Se había dado cuenta que el placer de asesinar no solo estaba en el
hecho de cometerlo y encubrir las huellas. También tenía que ver en el
show. Al matar gente desconocida, quitaba el motivo, que era el primer
indicio que tiene un investigador. Buscar el porqué de la víctima. El
show que se armaba con el caso y la completa intriga de policías e
investigadores que no daban con ninguna estrategia para encontrar al o
los culpables. Por supuesto que en esa época era joven y cometía
errores, pero eran tan imperceptibles que ni el consagrado Raúl Torre
podría dilucidar ni hablar del Dr Osvaldo Raffo que le sería imposible
encontrar una sola prueba. Pero llega un momento que el ego del asesino
serial llega a su tope, a la cima, donde solo él decide quien vive o
muere.
Y comienza a pensar en lo inimaginable. Saldar viejas
cuentas con personas del pasado. Y ahí es dónde comete el primer error.
El indicio. El motivo. Pasó hace varios años, pero lo recuerdo como si
fuera ayer. Aún siento el olor a humo, como si estuviera impregnado en
mi nariz, o en mi mente. Pasé muchos meses pensando cómo sería el
escenario, donde, cuando y lo principal, de qué forma le mataría. Era
alguien del cual me venía reservando, a fuego lento. Esperando que la
furia y la sed de venganza se fuera enfriando. Luego de casi nueve años
de esperar, creí que fue suficiente tiempo de espera.
En capítulo
anterior conté como me del padre, ahora era el turno del hijo, devenido
en trabajador radial seguía con su vida habitual la inmundicia, como si
nada hubiera pasado. Pero jamás pensaría que uno los tenía en la mente
veinticuatro horas al día. Era solo cuestión de tiempo, paciencia. El
joven seguía trabajando, como si nada, a pesar que debería haberse ido
del país y esconderse por vergüenza en el agujero más profundo en el
África. Pero ahí también hubiera llegado la punta de lanza, la llama que
forjaría su alma putrefacta. Un asesino, mataría un homicida. El
universo se equilibraría, aunque sea un poco. La nueva y tibia seguridad
había llegado a la ciudad. Varias cámaras que se habían puesto en
lugares estratégicos. Estratégicamente inútiles, claro. Ya que
cualquiera que caminara un poco podría darse cuenta de las falencias en
el posicionamiento de dichas cámaras. En la esquina de su trabajo había
una tienda muy popular, sin cámaras de seguridad.
Tan fácil como
dejar un pequeño paquetito que ardería en segundos. Mucha tela, mucha
ropa de nylon. Mucho humo. Nada grave, pero si para distraer un poco.

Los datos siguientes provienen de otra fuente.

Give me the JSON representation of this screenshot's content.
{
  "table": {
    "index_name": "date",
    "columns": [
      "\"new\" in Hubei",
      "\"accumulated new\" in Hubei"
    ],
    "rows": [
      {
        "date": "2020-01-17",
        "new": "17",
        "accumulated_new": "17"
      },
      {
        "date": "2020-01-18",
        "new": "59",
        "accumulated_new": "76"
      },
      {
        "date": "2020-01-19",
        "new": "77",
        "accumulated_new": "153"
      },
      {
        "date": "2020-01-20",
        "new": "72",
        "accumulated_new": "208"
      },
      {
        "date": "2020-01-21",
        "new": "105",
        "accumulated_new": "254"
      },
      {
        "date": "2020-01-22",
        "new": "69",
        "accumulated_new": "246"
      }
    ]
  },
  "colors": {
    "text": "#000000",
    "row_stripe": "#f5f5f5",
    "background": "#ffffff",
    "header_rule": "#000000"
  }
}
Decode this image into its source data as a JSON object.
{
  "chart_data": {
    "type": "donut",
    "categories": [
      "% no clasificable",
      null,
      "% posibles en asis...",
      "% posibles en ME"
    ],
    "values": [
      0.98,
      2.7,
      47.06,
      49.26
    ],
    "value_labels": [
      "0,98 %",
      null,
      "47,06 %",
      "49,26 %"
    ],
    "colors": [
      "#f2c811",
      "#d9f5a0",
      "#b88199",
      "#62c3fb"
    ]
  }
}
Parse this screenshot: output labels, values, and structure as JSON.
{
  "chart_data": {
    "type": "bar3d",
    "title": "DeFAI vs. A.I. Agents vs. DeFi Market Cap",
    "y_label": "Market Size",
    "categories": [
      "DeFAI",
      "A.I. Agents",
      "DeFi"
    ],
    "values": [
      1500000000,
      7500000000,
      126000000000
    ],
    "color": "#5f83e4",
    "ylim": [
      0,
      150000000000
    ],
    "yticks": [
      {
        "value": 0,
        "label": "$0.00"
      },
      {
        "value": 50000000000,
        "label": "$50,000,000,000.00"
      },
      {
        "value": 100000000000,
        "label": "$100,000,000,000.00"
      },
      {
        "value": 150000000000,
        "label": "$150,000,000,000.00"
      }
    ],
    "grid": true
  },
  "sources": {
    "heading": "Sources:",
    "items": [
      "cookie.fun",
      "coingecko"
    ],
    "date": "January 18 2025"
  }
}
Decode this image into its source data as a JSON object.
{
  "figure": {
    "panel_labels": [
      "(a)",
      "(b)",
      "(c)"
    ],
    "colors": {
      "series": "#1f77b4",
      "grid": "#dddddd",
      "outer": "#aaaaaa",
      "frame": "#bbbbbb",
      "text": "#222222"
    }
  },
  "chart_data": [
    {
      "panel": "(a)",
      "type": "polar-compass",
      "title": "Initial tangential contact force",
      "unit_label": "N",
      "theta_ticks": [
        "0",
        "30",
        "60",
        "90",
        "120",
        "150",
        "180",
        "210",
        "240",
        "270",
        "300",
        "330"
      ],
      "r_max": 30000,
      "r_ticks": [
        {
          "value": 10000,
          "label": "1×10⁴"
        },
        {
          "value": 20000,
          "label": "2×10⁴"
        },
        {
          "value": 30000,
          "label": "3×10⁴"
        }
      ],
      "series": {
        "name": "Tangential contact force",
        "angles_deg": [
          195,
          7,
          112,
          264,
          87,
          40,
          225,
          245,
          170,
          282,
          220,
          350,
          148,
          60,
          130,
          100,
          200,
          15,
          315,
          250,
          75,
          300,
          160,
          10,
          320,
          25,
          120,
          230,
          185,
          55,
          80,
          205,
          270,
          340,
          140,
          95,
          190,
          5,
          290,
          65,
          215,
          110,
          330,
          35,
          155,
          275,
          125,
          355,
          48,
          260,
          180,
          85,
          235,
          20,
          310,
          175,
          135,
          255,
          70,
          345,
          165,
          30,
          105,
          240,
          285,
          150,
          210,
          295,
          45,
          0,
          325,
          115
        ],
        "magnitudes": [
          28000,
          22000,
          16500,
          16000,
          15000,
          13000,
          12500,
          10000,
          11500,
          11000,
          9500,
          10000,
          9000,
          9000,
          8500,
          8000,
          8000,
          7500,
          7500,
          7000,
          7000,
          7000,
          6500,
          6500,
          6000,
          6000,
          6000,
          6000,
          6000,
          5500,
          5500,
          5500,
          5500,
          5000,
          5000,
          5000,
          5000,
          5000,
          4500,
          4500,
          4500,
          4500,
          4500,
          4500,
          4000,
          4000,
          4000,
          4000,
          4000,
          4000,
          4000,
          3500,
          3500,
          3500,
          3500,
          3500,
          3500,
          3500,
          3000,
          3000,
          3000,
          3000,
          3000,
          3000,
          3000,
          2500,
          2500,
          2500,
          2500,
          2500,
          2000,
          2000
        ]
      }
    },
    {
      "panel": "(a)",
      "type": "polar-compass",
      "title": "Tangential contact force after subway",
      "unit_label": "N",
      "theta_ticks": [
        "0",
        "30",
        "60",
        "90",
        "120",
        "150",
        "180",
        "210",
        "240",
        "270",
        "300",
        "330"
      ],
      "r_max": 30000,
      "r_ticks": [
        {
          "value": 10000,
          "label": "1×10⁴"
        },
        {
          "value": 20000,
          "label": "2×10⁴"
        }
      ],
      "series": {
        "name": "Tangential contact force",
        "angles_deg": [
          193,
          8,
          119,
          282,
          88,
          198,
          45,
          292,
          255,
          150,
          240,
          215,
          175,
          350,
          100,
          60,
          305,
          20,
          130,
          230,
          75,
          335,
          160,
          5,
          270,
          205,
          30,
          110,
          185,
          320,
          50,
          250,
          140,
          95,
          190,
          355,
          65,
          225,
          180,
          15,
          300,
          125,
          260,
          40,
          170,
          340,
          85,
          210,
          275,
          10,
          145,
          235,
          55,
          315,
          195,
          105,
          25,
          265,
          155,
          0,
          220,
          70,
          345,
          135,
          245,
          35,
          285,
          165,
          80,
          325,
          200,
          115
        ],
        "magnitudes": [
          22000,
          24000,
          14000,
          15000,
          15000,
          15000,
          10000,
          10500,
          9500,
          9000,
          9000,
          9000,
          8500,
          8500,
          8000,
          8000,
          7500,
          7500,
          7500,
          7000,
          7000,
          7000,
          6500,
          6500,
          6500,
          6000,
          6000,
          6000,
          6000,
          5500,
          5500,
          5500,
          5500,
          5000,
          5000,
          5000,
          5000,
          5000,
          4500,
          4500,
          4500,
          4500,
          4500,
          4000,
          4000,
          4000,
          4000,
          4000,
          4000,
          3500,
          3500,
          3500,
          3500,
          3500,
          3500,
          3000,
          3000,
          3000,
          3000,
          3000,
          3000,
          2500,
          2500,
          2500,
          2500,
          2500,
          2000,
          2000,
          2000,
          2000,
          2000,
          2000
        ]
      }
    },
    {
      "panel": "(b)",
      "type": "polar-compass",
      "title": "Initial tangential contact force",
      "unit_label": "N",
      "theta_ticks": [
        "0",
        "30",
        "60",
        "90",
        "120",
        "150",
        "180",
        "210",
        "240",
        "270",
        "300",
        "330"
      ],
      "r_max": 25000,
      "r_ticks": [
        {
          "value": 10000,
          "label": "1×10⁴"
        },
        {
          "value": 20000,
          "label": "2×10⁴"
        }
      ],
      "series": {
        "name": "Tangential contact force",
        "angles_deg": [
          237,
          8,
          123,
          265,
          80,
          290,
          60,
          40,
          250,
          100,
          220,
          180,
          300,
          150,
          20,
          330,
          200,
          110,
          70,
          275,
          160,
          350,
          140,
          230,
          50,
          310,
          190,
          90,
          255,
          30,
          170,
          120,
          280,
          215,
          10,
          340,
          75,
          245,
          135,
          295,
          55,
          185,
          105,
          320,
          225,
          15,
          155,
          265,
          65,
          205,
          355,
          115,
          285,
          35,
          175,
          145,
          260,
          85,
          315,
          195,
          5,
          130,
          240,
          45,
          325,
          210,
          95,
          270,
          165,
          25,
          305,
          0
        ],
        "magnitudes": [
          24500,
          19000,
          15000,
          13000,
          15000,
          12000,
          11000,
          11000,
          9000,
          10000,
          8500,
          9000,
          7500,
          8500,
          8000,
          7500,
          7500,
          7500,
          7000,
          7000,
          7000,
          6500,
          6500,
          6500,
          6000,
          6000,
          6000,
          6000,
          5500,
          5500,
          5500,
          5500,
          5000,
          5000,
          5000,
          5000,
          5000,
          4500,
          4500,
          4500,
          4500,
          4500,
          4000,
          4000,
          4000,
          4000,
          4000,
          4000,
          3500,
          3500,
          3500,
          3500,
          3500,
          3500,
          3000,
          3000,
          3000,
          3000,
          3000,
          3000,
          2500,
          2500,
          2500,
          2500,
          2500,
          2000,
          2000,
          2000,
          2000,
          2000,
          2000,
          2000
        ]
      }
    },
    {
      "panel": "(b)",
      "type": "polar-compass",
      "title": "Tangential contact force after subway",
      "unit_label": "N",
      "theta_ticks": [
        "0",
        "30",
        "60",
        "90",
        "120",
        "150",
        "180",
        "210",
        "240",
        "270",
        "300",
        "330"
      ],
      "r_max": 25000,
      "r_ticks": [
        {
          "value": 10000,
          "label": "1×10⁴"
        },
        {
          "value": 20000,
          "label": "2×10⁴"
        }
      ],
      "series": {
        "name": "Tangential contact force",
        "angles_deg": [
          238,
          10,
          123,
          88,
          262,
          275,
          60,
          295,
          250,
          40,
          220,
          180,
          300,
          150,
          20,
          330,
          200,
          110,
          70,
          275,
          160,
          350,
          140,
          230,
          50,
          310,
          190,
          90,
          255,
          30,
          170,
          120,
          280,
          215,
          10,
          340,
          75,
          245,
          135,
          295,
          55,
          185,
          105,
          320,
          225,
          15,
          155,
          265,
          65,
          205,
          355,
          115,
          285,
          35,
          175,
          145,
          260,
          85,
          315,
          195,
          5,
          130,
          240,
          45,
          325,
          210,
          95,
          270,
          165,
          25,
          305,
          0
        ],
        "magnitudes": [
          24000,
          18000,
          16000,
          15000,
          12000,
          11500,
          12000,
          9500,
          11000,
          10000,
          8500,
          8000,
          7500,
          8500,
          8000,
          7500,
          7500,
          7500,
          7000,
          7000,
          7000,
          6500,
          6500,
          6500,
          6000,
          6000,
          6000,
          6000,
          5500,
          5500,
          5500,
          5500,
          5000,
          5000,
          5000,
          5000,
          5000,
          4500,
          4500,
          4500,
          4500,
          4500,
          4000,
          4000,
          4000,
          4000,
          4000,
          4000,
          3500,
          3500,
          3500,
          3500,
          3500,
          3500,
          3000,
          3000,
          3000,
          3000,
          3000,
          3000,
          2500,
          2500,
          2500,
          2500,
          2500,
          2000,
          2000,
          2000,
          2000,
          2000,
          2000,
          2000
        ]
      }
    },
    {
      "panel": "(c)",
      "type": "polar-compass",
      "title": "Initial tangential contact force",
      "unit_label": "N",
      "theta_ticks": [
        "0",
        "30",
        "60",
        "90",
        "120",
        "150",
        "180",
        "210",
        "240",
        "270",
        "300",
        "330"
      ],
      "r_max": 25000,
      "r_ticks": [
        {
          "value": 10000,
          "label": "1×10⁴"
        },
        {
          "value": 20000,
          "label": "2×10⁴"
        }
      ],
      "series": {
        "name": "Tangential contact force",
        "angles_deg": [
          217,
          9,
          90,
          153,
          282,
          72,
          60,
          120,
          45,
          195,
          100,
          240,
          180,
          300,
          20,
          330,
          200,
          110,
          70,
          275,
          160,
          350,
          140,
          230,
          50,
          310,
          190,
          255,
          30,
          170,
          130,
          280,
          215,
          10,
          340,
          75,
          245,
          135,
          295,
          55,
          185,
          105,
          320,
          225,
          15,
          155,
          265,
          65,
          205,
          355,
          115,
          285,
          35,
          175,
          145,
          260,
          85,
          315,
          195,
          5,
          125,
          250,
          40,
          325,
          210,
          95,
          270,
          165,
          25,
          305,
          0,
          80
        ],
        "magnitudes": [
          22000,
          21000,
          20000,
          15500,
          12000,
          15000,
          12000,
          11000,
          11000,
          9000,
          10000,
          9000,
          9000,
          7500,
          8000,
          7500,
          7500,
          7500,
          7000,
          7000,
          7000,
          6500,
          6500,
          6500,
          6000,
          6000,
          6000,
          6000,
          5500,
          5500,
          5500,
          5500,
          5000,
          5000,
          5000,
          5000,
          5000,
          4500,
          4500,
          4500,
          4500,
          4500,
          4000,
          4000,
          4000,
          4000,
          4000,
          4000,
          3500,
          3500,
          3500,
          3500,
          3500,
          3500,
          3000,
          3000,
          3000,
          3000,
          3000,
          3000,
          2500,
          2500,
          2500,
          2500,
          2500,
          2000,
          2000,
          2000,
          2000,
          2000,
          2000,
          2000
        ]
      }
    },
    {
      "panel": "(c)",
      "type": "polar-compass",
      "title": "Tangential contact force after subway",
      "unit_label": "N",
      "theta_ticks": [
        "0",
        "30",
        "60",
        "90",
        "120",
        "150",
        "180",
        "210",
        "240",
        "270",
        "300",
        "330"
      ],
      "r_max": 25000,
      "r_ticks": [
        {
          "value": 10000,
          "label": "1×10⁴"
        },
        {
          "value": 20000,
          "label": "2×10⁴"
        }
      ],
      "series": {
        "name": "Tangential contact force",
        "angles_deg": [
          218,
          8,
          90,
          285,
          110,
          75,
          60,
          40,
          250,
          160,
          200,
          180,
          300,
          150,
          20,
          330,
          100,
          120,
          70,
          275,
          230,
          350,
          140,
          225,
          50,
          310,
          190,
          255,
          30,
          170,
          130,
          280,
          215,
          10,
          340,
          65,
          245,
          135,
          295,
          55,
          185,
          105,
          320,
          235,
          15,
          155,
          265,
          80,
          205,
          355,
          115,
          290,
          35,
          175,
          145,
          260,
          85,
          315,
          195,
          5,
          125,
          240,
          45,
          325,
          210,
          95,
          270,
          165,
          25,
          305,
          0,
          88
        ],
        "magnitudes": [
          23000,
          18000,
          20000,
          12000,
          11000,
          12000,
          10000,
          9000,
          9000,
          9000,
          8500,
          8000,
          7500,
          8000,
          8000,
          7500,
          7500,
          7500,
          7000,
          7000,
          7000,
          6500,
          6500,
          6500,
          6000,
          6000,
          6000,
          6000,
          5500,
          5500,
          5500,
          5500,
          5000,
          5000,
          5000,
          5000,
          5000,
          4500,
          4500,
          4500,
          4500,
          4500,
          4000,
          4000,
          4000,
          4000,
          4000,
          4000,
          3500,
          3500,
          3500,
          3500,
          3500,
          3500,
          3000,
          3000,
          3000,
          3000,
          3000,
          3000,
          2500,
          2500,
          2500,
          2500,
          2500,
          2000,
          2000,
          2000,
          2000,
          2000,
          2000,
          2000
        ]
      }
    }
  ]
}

Mientras la gente miraba desde el otro lado de la calle como salía el
humo y llegaban las primeras autobombas. Coincidía con la salida laboral
del objetivo. Que también curioso y morboso, se juntó con la
muchedumbre apretujada que observaba el siniestro. Ninguna cámara miraba
en la dirección adecuada, a la calle, al incendio, a las esquinas. Pero
ninguna enfocaba la esquina de enfrente. Ninguna cámara registró el
instante exacto en que el punzón de acero moldeado perfectamente para
esa tarea entró entre las cervicales hasta el fondo, suavemente como si
fuera manteca. Sin gritos, ni sangre. Cuando el sujeto se desplomó, yo
estaba a dos metros lejos de la situación. Caminé tranquilo, esquivando
cámaras, gente y sus teléfonos, los noticieros en directo. Varias
cuadras lejos dejé mi instrumento en un tacho de basura. Hubiera sido un
hermoso trofeo para mi pared, junto a la foto de ella. Pero bueno, como
ya les dije, no hay que dejar indicios. Y el círculo se cierra. Como
dice el dicho, a todo chancho le llega su San Martín. Tarde o temprano.
El frío acero de la muerte puede calar hondo.